Tuesday, May 4, 2010

I'm Venting Here

Who remembers the kitchen rebirth post?  Nobody?  Maybe that's because it was almost THREE YEARS AGO!!  So why is that such a big deal?  Because I've had my fancy new Vent-a-Hood range hood installed since then, but I had never gotten around to installing the actual vent, so it was nothing more than an overpriced overhead light.

Well... NOT ANYMORE!!!  I finally got around to installing the ductwork so I can now use the vent.

Step 1: Drill a small pilot hole all the way through your wall.  For this you'll need a very long drill bit - about a 12" x 1/4" bit is what I have.  Determine the center of your duct on the inside of your cabinet and then proceed to drill a hole all the way through your wall.  I know, it's a little unnerving.  Make sure you hold the drill perfectly perpendicular to the wall otherwise the hole you cut on the outside will not line up properly with the hole you cut on the inside.

Step 2:  Cut the siding.  Measure out from your pilot hole equal distances on all four sides, taking into account your vent size, plus any trim pieces you want to add.

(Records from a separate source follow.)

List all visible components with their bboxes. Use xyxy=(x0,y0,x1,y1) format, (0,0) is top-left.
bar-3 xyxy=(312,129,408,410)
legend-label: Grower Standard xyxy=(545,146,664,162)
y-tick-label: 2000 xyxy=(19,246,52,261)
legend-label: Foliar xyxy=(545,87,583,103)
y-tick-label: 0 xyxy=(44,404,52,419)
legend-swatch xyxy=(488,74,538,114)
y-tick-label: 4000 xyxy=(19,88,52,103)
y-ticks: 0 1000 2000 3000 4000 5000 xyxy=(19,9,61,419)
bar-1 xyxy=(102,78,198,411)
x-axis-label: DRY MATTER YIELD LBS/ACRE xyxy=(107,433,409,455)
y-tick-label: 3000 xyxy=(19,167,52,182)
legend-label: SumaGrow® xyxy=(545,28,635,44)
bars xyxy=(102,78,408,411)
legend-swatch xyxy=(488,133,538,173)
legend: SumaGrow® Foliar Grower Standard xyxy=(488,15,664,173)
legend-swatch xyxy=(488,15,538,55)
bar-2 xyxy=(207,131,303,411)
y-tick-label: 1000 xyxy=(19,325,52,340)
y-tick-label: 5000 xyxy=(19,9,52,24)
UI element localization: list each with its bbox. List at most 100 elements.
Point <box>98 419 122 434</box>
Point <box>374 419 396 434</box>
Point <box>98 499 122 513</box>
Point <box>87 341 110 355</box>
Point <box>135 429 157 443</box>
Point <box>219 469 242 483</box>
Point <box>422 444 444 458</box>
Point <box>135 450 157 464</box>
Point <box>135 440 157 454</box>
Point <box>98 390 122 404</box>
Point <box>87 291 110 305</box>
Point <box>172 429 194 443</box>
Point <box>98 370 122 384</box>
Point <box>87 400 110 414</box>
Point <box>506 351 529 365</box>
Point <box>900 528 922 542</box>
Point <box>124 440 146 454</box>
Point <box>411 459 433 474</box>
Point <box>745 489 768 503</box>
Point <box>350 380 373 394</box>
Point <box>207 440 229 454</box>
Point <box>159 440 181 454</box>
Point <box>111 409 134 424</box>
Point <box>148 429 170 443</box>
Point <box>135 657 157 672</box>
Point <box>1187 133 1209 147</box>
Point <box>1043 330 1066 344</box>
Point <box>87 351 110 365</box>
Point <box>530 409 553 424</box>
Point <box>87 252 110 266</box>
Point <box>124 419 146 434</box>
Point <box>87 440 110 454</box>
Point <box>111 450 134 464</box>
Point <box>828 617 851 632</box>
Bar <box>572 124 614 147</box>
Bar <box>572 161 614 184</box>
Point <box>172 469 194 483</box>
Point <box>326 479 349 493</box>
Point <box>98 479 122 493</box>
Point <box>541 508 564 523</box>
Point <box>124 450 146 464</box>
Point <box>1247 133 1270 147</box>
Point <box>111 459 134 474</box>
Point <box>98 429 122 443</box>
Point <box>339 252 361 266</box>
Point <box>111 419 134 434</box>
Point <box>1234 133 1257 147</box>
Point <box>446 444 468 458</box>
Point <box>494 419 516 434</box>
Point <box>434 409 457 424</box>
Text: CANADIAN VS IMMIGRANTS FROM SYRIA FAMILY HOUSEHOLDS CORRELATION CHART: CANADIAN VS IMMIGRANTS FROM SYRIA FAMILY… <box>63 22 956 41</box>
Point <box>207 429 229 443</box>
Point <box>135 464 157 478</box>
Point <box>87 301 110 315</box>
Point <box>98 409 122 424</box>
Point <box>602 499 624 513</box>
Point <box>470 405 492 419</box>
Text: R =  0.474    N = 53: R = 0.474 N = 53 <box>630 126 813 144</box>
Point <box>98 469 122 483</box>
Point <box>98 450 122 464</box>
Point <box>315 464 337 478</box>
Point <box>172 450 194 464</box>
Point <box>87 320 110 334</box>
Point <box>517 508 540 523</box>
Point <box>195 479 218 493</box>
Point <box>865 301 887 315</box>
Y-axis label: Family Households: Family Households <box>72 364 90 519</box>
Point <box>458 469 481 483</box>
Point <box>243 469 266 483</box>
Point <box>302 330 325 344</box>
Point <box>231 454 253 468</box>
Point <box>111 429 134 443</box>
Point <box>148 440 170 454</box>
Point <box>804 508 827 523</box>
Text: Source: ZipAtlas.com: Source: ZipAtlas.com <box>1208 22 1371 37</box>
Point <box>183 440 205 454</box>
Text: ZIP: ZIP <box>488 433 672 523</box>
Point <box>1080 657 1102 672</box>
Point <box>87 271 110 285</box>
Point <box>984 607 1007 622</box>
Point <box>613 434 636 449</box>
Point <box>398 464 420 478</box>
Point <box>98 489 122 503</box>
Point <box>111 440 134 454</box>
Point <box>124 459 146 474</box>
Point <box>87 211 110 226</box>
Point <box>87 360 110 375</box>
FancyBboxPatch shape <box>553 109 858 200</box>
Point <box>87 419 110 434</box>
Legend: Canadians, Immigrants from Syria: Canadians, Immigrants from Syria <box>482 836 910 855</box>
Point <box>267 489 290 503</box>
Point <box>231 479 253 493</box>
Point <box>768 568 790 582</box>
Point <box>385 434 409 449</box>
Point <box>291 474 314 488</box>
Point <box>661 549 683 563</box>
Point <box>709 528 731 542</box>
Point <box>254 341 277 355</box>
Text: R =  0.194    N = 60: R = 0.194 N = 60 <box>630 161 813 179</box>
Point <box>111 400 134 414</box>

I got lucky and set my circular saw depth perfectly on the first try (3/4").  It cut all the way through the siding, but left the tar paper untouched underneath.
 Step 3: Cut a hole through the exterior sheathing.  Make sure it is a little bigger than the duct you will be stuffing through it.  I used a combination of a jigsaw, sawzall, and a keyhole saw to get it done.  Don't forget to make sure there are no electrical wires or plumbing running through the space BEFORE you start cutting.
Step 4:  Cut a hole through the back of your cabinet and the interior wall.  Use the same method as you did on the exterior.  If you took your time, measured right, and are an expert with the saw, your holes will line up perfectly and will be about 1/4" bigger than the duct.  If you are like me, it will be a jagged mess that needs trimming until you can force the ductwork through without too much bending and warping.
Step 5: Install the vent and trim pieces.  My vent has a round duct that you stick through the hole you cut, and a square flange that gets nailed into the exterior sheathing.  I then use some brick moulding to surround it.  All gaps were caulked to keep the water out.

Step 6: Install the ductwork and caulk the hell out of it!
Now I can boil pasta without steaming up the kitchen windows, or grill chicken on the stovetop without setting off the smoke detectors. Yay!